On Sunday morning, the ambulance drove him the 10 miles from the international bridge to El Centro Regional, which was already treating 43 coronavirus patients and where a disaster response team was preparing to set up a military-style tent for overflow.
“This is where I have insurance, and it’s where there’s better attention,” he said at the hospital. The machine reading his resting heart rate bounced between 128 and 135 beats per minute.
During the pandemic, the influx of patients from Mexico has posed an unprecedented challenge. El Centro Regional normally serves a county with a population of about 180,000 residents, many of whom live below the poverty line. Suddenly, the hospital was responding to an additional community of Americans in Mexicali, thought to number 100,000 people.
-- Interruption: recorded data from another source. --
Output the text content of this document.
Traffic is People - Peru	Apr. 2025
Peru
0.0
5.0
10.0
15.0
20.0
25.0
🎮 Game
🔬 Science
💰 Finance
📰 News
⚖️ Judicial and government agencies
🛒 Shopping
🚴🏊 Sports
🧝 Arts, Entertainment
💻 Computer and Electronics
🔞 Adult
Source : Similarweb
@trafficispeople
When Edward posted a video update on Facebook last week explaining that his overwhelmed hospital would temporarily stop accepting more COVID-19 patients, he received a stream of messages criticizing him for prioritizing patients from across the border.
“Send them back to Mexico,” one person wrote.
“The border should have been closed from day one,” wrote another.
Edward, a former Air Force physician who helped lead the U.S. military’s medical team in Baghdad, tried to explain that these were Americans he was treating.
“We can pretend that 275,000 American retirees in Baja California don’t exist, but they do. Or the 35,000 military members,” he said.
The spike in cases along the border comes as California is trying to reopen. In San Diego on Memorial Day weekend, restaurants and bars were crowded with people, many not wearing masks. Medical experts warn that relaxing those rules, in addition to the cases coming across the border, could lead to a surge in infections.